DOL Reinterprets Compensability of Sleep Time for Truck Drivers
By Anne Baggott and Brandi Spates
August 19, 2019
The Wage and Hour Division (WHD) of the U.S. Department of Labor recently issued an Opinion Letter that withdrew several previous opinion letters regarding transportation employers’ responsibilities under the Fair Labor Standards Act. Under the new interpretation, if a truck driver or a driver’s assistant is completely relieved of all duties and responsibilities and is provided with adequate sleeping facilities, which includes a truck’s sleeping berth, the individual is not “working while riding” and therefore is not entitled to compensation.
Under guidance in place since 1964, WHD interpreted relevant regulations to mean that while sleeping time may be excluded from hours worked where “adequate facilities” were furnished, only up to 8 hours of sleeping time may be excluded in a trip 24 hours or longer, and no sleeping time could be excluded for trips under 24 hours. In the new Opinion Letter, WHD acknowledged that prior interpretation was unnecessarily burdensome for employers and instead adopts a straightforward reading of the plain language of the applicable regulation, which supports the presumption that non-working time is not compensable. This presumption holds true regardless of whether the truck is moving or stationary.
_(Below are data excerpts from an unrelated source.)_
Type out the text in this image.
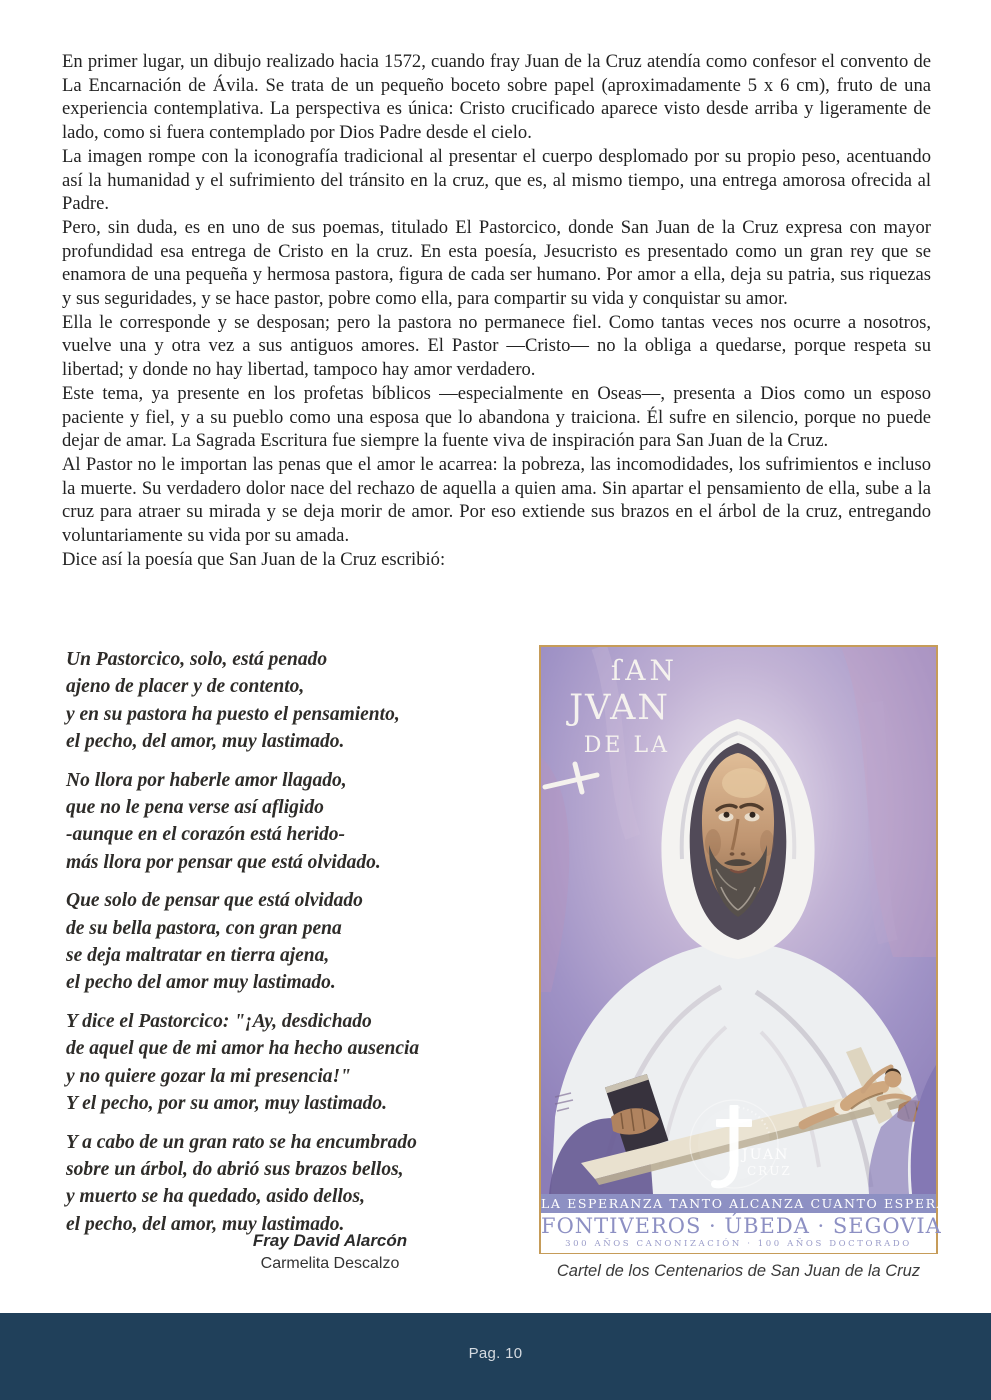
En primer lugar, un dibujo realizado hacia 1572, cuando fray Juan de la Cruz atendía como confesor el convento de La Encarnación de Ávila. Se trata de un pequeño boceto sobre papel (aproximadamente 5 x 6 cm), fruto de una experiencia contemplativa. La perspectiva es única: Cristo crucificado aparece visto desde arriba y ligeramente de lado, como si fuera contemplado por Dios Padre desde el cielo.

La imagen rompe con la iconografía tradicional al presentar el cuerpo desplomado por su propio peso, acentuando así la humanidad y el sufrimiento del tránsito en la cruz, que es, al mismo tiempo, una entrega amorosa ofrecida al Padre.

Pero, sin duda, es en uno de sus poemas, titulado El Pastorcico, donde San Juan de la Cruz expresa con mayor profundidad esa entrega de Cristo en la cruz. En esta poesía, Jesucristo es presentado como un gran rey que se enamora de una pequeña y hermosa pastora, figura de cada ser humano. Por amor a ella, deja su patria, sus riquezas y sus seguridades, y se hace pastor, pobre como ella, para compartir su vida y conquistar su amor.

Ella le corresponde y se desposan; pero la pastora no permanece fiel. Como tantas veces nos ocurre a nosotros, vuelve una y otra vez a sus antiguos amores. El Pastor —Cristo— no la obliga a quedarse, porque respeta su libertad; y donde no hay libertad, tampoco hay amor verdadero.

Este tema, ya presente en los profetas bíblicos —especialmente en Oseas—, presenta a Dios como un esposo paciente y fiel, y a su pueblo como una esposa que lo abandona y traiciona. Él sufre en silencio, porque no puede dejar de amar. La Sagrada Escritura fue siempre la fuente viva de inspiración para San Juan de la Cruz.

Al Pastor no le importan las penas que el amor le acarrea: la pobreza, las incomodidades, los sufrimientos e incluso la muerte. Su verdadero dolor nace del rechazo de aquella a quien ama. Sin apartar el pensamiento de ella, sube a la cruz para atraer su mirada y se deja morir de amor. Por eso extiende sus brazos en el árbol de la cruz, entregando voluntariamente su vida por su amada.

Dice así la poesía que San Juan de la Cruz escribió:

Un Pastorcico, solo, está penado
ajeno de placer y de contento,
y en su pastora ha puesto el pensamiento,
el pecho, del amor, muy lastimado.
No llora por haberle amor llagado,
que no le pena verse así afligido
-aunque en el corazón está herido-
más llora por pensar que está olvidado.
Que solo de pensar que está olvidado
de su bella pastora, con gran pena
se deja maltratar en tierra ajena,
el pecho del amor muy lastimado.
Y dice el Pastorcico: "¡Ay, desdichado
de aquel que de mi amor ha hecho ausencia
y no quiere gozar la mi presencia!"
Y el pecho, por su amor, muy lastimado.
Y a cabo de un gran rato se ha encumbrado
sobre un árbol, do abrió sus brazos bellos,
y muerto se ha quedado, asido dellos,
el pecho, del amor, muy lastimado.
Fray David Alarcón
Carmelita Descalzo
JUAN
CRUZ
ſAN
JVAN
DE LA
LA ESPERANZA TANTO ALCANZA CUANTO ESPERA
FONTIVEROS · ÚBEDA · SEGOVIA
300 AÑOS CANONIZACIÓN · 100 AÑOS DOCTORADO
Cartel de los Centenarios de San Juan de la Cruz
Pag. 10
However, transportation employers should be wary that issues involving waiting, sleeping, and travel time under the FLSA are highly fact-specific. WHD acknowledged there may be some cases where a driver or assistant who retires to a sleeper berth is unable to use the time effectively for his own purposes. For example, a driver or assistant who is required to review work-related materials, remain on call or complete necessary paperwork in the sleeper berth may be unable to engage in personal activities or sleep effectively; in such cases, the time would be compensable.